Still, I wonder about the tendentiousness of arguing the fair use question in the class certification motion. I understand the desire to get in first before a judge in framing the forthcoming arguments. But Judge Chin already has thought about fair use issues in this case; indeed, his earlier opinion touches on them briefly. And putting the argument in the class certification brief gives Google a nice preview of what lies ahead.

Case in point: the experts. The author plaintiffs’ filings include expert reports from two professors: Harvard’s Ben Edelman and Vanderbilt’s Daniel Gervais. Edelman opines that the threat of security risks from scanning projects reduces the market value of books; Gervais opines that if the court rules for the plaintiffs, the market or Congress will develop a collective licensing solution. Neither of these issues bears significantly on the class-certification issue. And yet the plaintiffs filed their expert reports now, well in advance of the deadline. Perhaps there’s a reason why this tactical advantage was already gone, but this seems like an example of firing well before the whites of Google’s eyes were visible.

The expert reports are a little strange in other respects, too. Edelman doesn’t claim that Google’s or libraries’ systems for books are actually insecure. Nor does he claim that a possible security breach would, if it happened, reduce the market value of books. Instead, he reaches a much stronger conclusion: if Google wins, “the market for books will be adversely impacted by the potential for security breaches.” Given that his report starts by describing current, actual widespread unauthorized distribution of digital books, one wonders how much difference the fear of hypothetical security breaches would make.

Overall Thoughts

Having seen the full briefing now, I’m more sympathetic to the class certification motion than I expected to be. Neither the ownership nor fair use issues strike me as presenting the kind of difficulties that would preclude class treatment. The only serious issue—and it remains a very serious one—is whether the named plaintiffs can truly represent this class. The survey evidence that authors have mixed feelings about Google Books is interesting; I’m still digging through caselaw to try to understand how relevant (or irrelevant) it is. And the academic authors’ letter makes a strong, sharp point, one not effectively answered by the plaintiffs.

I hope to post soon about the new scheduling order, previewing the next few months in this and the other Google Books cases.


Where to start?
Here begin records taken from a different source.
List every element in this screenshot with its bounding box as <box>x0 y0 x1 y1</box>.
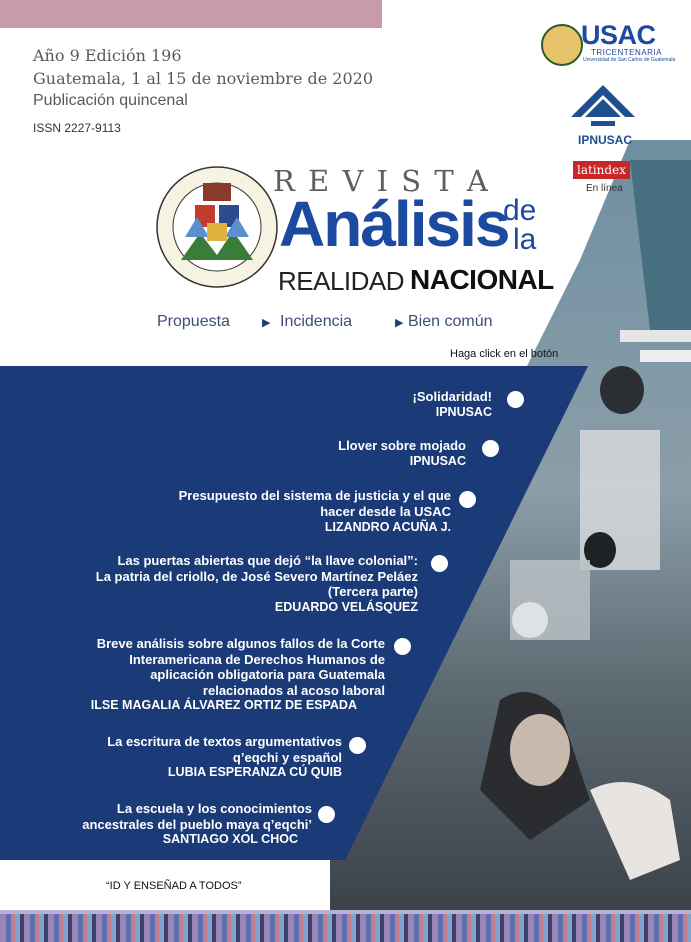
issn: ISSN 2227-9113 <box>33 121 121 135</box>
ipnusac-logo-icon <box>569 83 637 133</box>
masthead-analisis: Análisis <box>279 188 509 260</box>
article-button[interactable] <box>431 555 448 572</box>
masthead-la: la <box>513 223 537 256</box>
article-title-line: Presupuesto del sistema de justicia y el que <box>178 488 451 503</box>
ipnusac-label: IPNUSAC <box>578 133 633 147</box>
article-title: ¡Solidaridad! <box>412 389 492 404</box>
article-button[interactable] <box>394 638 411 655</box>
article-title-line: aplicación obligatoria para Guatemala <box>150 667 385 682</box>
article-author: LUBIA ESPERANZA CÚ QUIB <box>167 765 342 779</box>
article-author: SANTIAGO XOL CHOC <box>162 832 298 846</box>
article-title: Llover sobre mojado <box>338 438 466 453</box>
article-title-line: relacionados al acoso laboral <box>202 682 385 698</box>
article-title-line: La escritura de textos argumentativos <box>107 734 342 749</box>
masthead-nacional: NACIONAL <box>410 264 554 295</box>
article-title-line: La patria del criollo, de José Severo Martínez Peláez <box>95 568 418 584</box>
masthead-de: de <box>503 194 537 227</box>
university-seal-icon <box>155 165 279 289</box>
usac-logo-text: USAC <box>581 20 656 50</box>
article-button[interactable] <box>349 737 366 754</box>
article-title-line: ancestrales del pueblo maya q’eqchi’ <box>82 816 312 832</box>
top-color-bar <box>0 0 382 28</box>
frequency: Publicación quincenal <box>33 92 188 109</box>
article-button[interactable] <box>482 440 499 457</box>
click-hint: Haga click en el botón <box>450 348 559 360</box>
usac-tricentenaria: TRICENTENARIA <box>591 48 662 57</box>
article-title-line: Las puertas abiertas que dejó “la llave colonial”: <box>117 553 418 568</box>
tagline-bien-comun: Bien común <box>408 313 493 330</box>
issue-date: Guatemala, 1 al 15 de noviembre de 2020 <box>33 69 374 88</box>
article-author: IPNUSAC <box>409 453 466 468</box>
article-title-line: Interamericana de Derechos Humanos de <box>129 651 385 667</box>
article-author: IPNUSAC <box>435 404 492 419</box>
articles-panel-background <box>0 366 600 866</box>
masthead-realidad: REALIDAD <box>278 266 405 296</box>
masthead-revista: R E V I S T A <box>273 164 490 198</box>
article-title-line: (Tercera parte) <box>327 584 418 599</box>
article-author: LIZANDRO ACUÑA J. <box>324 520 451 534</box>
triangle-bullet-icon: ▶ <box>395 317 404 329</box>
article-entry <box>80 553 418 614</box>
article-author: EDUARDO VELÁSQUEZ <box>274 599 418 614</box>
usac-seal-small-icon <box>541 24 583 66</box>
article-author: ILSE MAGALIA ÁLVAREZ ORTIZ DE ESPADA <box>90 698 357 712</box>
article-button[interactable] <box>507 391 524 408</box>
tagline-incidencia: Incidencia <box>280 313 353 330</box>
article-button[interactable] <box>318 806 335 823</box>
article-entry <box>62 636 385 712</box>
latindex-logo: latindex <box>573 161 630 179</box>
article-title-line: La escuela y los conocimientos <box>116 801 312 816</box>
article-entry <box>338 438 466 468</box>
article-entry <box>70 734 342 779</box>
tagline-propuesta: Propuesta <box>157 313 230 330</box>
article-title-line: Breve análisis sobre algunos fallos de la Corte <box>96 636 385 651</box>
article-entry <box>46 801 312 846</box>
motto: “ID Y ENSEÑAD A TODOS” <box>106 880 242 892</box>
usac-university-name: Universidad de San Carlos de Guatemala <box>583 57 676 63</box>
year-edition: Año 9 Edición 196 <box>33 46 182 65</box>
triangle-bullet-icon: ▶ <box>262 317 271 329</box>
article-title-line: q’eqchi y español <box>232 749 342 765</box>
article-title-line: hacer desde la USAC <box>320 503 451 519</box>
footer-textile-band <box>0 914 691 942</box>
article-entry <box>146 488 451 534</box>
latindex-sublabel: En línea <box>586 183 623 194</box>
article-button[interactable] <box>459 491 476 508</box>
article-entry <box>413 389 492 419</box>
First, there’s Miles’s reference to “academic” and “plain” authors, as though there were something unusual about academics.

To be fair to Betty Miles, James, the distinction between academic authors and the ‘named plaintiffs’ and members of the Authors Guild was made in the first place by Pamela Samuelson and the signatories to her letter and then picked up in Google’s brief in opposition.

And you suggest yourself in the post above that ‘scholars concerned with the cumulative development of knowledge’ have a distinctive way of ‘think[ing] about copyright’.

I am quite keen on the ‘cumulative development of knowledge’ myself, as it happens, but I think it will be a sad day when the only people who can afford to engage in scholarship are salaried academics. Under the traditional publishing system, securely underpinned by copyright, publishers’ advances have paid the research expenses of many a freelance scholar. And with all respect to the learned institutions, I think it is vital that voices should be heard from outside them.


Most nonfiction authors, myself included, are very interested in adding to the cultural body of knowledge and/or in providing useful information. That does not mean we don’t need money to keep on writing books. For that matter, I have often heard it argued that fiction authors are different, because they are assumed to be having so much fun they don’t need to get paid. That’s not true either.


It seems that on the evidence of years of actual ‘behavior’ Google really does not want to face up to a ruling on fair and unfair use, no?